Barrett also explained another religious freedom case decided by the Court this summer, the ministerial exception case of Our Lady of Guadalupe School v. Morrisey-Berru.
In that case, the Court ruled that two Catholic grade school teachers qualified as religious ministers; thus, the schools were protected from employment discrimination lawsuits when they terminated the teachers’ contracts due to performance.
The case was significant, as religious schools could face an increase of employment discrimination lawsuits in the future by teachers fired for contracting same-sex marriages.
Barrett on Wednesday acknowledged that courts could have difficulty determining just who qualifies as a minister of religion; a teacher might not teach religion at a school, but might still be expected as part of his or her job to lead students in prayer and attend religious services with them—both possibly “ministerial” activities.
The Court’s decision, Barrett said, “gives a lot of deference to the schools” in these cases.
Barrett was also asked about the distinction of religious freedom in the First Amendment, as detailed in a Sept. 3 majority opinion she joined on the Seventh Circuit.
The Illinois Republican Party in that case had argued that the state’s governor J.B. Pritzker broke the law in exempting religious gatherings from his public health restrictions while leveling the restrictions against other assemblies. The party said that the governor was discriminating against some non-religious “speech.”
The court ruled in favor of the state. Barrett explained on Wednesday that the “free exercise of religion” under the First Amendment is separate from, and not just a subset of, free speech, which is also protected under the amendment.
“Free exercise of religion is singled out for its own protection in the First Amendment,” she said.
Hawley went on to praise the opinion, noting that churches and mosques have been singled out by state public health orders during the pandemic and are being treated less favorably than restaurants or stores.
Democratic senators grilled Barrett on other issues on Wednesday, including the Affordable Care Act (ACA), the Voting Rights Act, and whether a president can pardon himself before leaving office.
Barrett explained the legal doctrine of “severability” to Sen. Dianne Feinstein (D-Calif.), the committee ranking minority member; the doctrine has been part of discussions on whether the Court could strike down the ACA’s individual mandate but keep the rest of the law in place.
The doctrine is meant for the Court to not undo the work of Congress when the body does not want the Court to do so, she said. It is meant to say ‘Well, would Congress want the statute to stand even with this provision gone? Would Congress still have passed the same statute without it?’”
Barrett said that severability is the function of “the Court and Congress working hand-in hand.”
Sen. Patrick Leahy (D-Vt.) asked Barrett if the president could pardon himself for a crime.
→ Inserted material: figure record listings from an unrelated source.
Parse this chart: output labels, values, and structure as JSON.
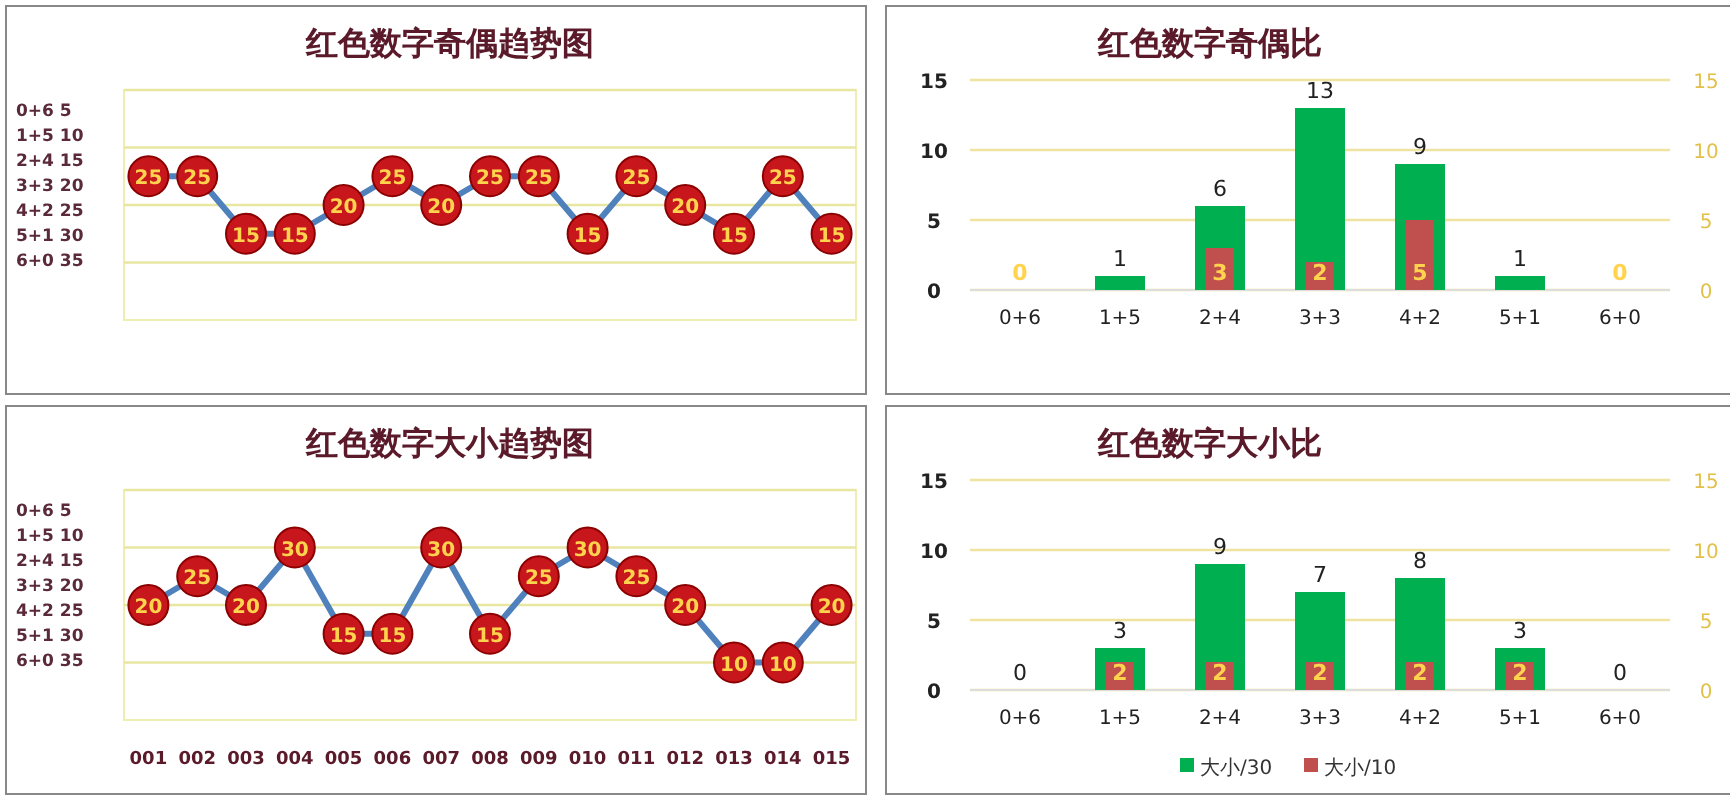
{
  "chart_data": [
    {
      "type": "line",
      "title": "红色数字奇偶趋势图",
      "categories": [
        null,
        null,
        null,
        null,
        null,
        null,
        null,
        null,
        null,
        null,
        null,
        null,
        null,
        null,
        null
      ],
      "values": [
        25,
        25,
        15,
        15,
        20,
        25,
        20,
        25,
        25,
        15,
        25,
        20,
        15,
        25,
        15
      ],
      "color": "#4f81bd",
      "ylim": [
        0,
        40
      ],
      "yticks": [
        {
          "value": 10,
          "label": null
        },
        {
          "value": 20,
          "label": null
        },
        {
          "value": 30,
          "label": null
        },
        {
          "value": 40,
          "label": null
        }
      ],
      "grid": "y",
      "marker": "circle",
      "data_labels": true,
      "annotations": [
        "0+6 5",
        "1+5 10",
        "2+4 15",
        "3+3 20",
        "4+2 25",
        "5+1 30",
        "6+0 35"
      ]
    },
    {
      "type": "bar",
      "title": "红色数字奇偶比",
      "categories": [
        "0+6",
        "1+5",
        "2+4",
        "3+3",
        "4+2",
        "5+1",
        "6+0"
      ],
      "series": [
        {
          "color": "#00b050",
          "values": [
            0,
            1,
            6,
            13,
            9,
            1,
            0
          ],
          "value_labels": [
            null,
            "1",
            "6",
            "13",
            "9",
            "1",
            null
          ]
        },
        {
          "color": "#c0504d",
          "values": [
            0,
            0,
            3,
            2,
            5,
            0,
            0
          ],
          "axis": "y2",
          "value_labels": [
            "0",
            null,
            "3",
            "2",
            "5",
            null,
            "0"
          ]
        }
      ],
      "ylim": [
        0,
        15
      ],
      "yticks": [
        0,
        5,
        10,
        15
      ],
      "y2lim": [
        0,
        15
      ],
      "y2ticks": [
        0,
        5,
        10,
        15
      ],
      "grid": "y"
    },
    {
      "type": "line",
      "title": "红色数字大小趋势图",
      "categories": [
        "001",
        "002",
        "003",
        "004",
        "005",
        "006",
        "007",
        "008",
        "009",
        "010",
        "011",
        "012",
        "013",
        "014",
        "015"
      ],
      "values": [
        20,
        25,
        20,
        30,
        15,
        15,
        30,
        15,
        25,
        30,
        25,
        20,
        10,
        10,
        20
      ],
      "color": "#4f81bd",
      "ylim": [
        0,
        40
      ],
      "yticks": [
        {
          "value": 10,
          "label": null
        },
        {
          "value": 20,
          "label": null
        },
        {
          "value": 30,
          "label": null
        },
        {
          "value": 40,
          "label": null
        }
      ],
      "grid": "y",
      "marker": "circle",
      "data_labels": true,
      "annotations": [
        "0+6 5",
        "1+5 10",
        "2+4 15",
        "3+3 20",
        "4+2 25",
        "5+1 30",
        "6+0 35"
      ]
    },
    {
      "type": "bar",
      "title": "红色数字大小比",
      "categories": [
        "0+6",
        "1+5",
        "2+4",
        "3+3",
        "4+2",
        "5+1",
        "6+0"
      ],
      "series": [
        {
          "name": "大小/30",
          "color": "#00b050",
          "values": [
            0,
            3,
            9,
            7,
            8,
            3,
            0
          ],
          "value_labels": [
            "0",
            "3",
            "9",
            "7",
            "8",
            "3",
            "0"
          ]
        },
        {
          "name": "大小/10",
          "color": "#c0504d",
          "values": [
            0,
            2,
            2,
            2,
            2,
            2,
            0
          ],
          "axis": "y2",
          "value_labels": [
            null,
            "2",
            "2",
            "2",
            "2",
            "2",
            null
          ]
        }
      ],
      "ylim": [
        0,
        15
      ],
      "yticks": [
        0,
        5,
        10,
        15
      ],
      "y2lim": [
        0,
        15
      ],
      "y2ticks": [
        0,
        5,
        10,
        15
      ],
      "grid": "y",
      "legend": "bottom"
    }
  ]
}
She wouldn’t opine on it, saying the case would call for legal analysis on the scope of the pardon.
Harris tried to get Barrett to opine on climate change, but Barrett would not comply.
“You have asked me a series of questions” that are “completely uncontroversial,” Barrett said, noting Harris’ strategy of asking questions like whether smoking causes cancer before pivoting to the contentious issue of whether climate change is caused by human activity.
After Barrett didn’t answer, Harris told her that “you’ve made your point clear that it’s a debatable point” and then called the confirmation process “illegitimate.”